The Grand Prairie project is just the tip of the iceberg when it comes to federal tax dollars being employed to bailout certain rice farmers from having to adjust to the physical and economic realities of agriculture. Rice producers benefit from federally subsidized crop insurance—$1.7 billion in coverage in 2016—though they complain it doesn’t pay them enough. The government has another program where payments are mailed to farmers if rice prices fall below a pre-set price. More than $940 million in payments have gone out in the last two years. There are also public research dollars, trade promotion programs, and numerous loan programs. The rice sector is so flooded with public dollars the research arm of Congress just reported that since the 2014 farm bill was passed, at $238.47 per-acre, government subsidies make up 27 percent of rice’s value per-acre value. That makes rice the second-most subsidized crop in the U.S. on a per-acre value.

Get used to it, because similar self-serving schemes are likely to be attempted many times over as special interests are scrambling to rewrite federal agriculture policy before the current farm bill expires in 2018. Cotton growers are upset they don’t have the same government price guarantees as rice. Dairy interests are bitter their “Margin Protection Program” hasn’t produced bigger margins. The Farm Bureau has a seven-page bulleted laundry list of demands.

For all these groups the basic argument boils down to “give us more federal money so we don’t have to adjust.”

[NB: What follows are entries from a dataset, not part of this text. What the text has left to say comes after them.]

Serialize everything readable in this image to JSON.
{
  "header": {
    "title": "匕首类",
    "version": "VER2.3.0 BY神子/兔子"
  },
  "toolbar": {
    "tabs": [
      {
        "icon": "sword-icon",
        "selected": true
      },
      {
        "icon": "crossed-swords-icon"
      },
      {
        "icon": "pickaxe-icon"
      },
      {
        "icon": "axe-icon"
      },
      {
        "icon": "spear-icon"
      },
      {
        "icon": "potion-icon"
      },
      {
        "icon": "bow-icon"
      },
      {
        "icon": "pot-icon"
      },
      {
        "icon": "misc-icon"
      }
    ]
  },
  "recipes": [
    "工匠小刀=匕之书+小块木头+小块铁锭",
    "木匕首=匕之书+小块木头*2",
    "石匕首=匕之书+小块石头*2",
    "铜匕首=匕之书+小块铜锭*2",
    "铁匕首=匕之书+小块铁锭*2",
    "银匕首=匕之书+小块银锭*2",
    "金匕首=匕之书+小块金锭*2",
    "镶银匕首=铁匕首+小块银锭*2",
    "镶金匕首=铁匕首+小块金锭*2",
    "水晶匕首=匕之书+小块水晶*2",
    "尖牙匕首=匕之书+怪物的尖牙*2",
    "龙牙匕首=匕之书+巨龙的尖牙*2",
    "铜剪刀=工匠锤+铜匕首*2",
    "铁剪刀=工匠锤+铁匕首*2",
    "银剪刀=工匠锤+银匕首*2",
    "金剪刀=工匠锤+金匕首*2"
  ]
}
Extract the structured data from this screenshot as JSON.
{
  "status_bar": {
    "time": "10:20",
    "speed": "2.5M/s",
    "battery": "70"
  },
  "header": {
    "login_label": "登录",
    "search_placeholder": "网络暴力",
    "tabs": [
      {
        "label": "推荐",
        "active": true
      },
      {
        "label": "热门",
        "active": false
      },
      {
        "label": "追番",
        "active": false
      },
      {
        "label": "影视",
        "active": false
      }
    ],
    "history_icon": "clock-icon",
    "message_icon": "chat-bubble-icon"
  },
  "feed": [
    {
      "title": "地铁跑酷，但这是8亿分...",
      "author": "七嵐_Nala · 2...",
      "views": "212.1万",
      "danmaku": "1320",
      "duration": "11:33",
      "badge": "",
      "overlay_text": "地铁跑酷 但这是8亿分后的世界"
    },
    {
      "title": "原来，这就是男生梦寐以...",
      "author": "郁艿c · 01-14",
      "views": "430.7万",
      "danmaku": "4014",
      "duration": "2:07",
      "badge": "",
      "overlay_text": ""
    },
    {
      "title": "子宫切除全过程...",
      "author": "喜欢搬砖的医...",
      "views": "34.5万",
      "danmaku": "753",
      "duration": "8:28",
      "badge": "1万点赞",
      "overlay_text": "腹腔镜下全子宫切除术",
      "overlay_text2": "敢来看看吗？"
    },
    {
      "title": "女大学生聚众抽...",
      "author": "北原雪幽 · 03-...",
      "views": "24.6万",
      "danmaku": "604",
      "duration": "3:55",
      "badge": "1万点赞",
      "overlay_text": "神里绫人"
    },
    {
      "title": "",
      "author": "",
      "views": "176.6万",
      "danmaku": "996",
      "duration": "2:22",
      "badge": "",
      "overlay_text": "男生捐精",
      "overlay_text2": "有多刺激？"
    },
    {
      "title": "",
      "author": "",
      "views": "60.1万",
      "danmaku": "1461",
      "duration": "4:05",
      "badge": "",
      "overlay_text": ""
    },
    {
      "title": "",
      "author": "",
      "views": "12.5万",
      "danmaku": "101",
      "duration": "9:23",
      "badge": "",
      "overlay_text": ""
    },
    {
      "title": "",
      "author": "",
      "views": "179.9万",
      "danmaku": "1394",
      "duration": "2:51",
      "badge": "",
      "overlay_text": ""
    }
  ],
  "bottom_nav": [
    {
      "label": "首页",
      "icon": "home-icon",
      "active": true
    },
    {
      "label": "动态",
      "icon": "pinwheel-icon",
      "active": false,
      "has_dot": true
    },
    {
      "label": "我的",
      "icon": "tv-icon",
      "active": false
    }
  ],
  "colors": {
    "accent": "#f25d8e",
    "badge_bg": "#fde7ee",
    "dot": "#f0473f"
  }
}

It doesn’t have to be this way. Taxpayers can afford to create a cost-effective, transparent safety net for agricultural producers that is responsive to current needs and conditions, and in which all parties are held accountable for producing results benefitting the public interest. What we can’t afford is to increase federal deficits building a web of federal programs to give every agricultural commodity a self-licking (r)ice cream cone.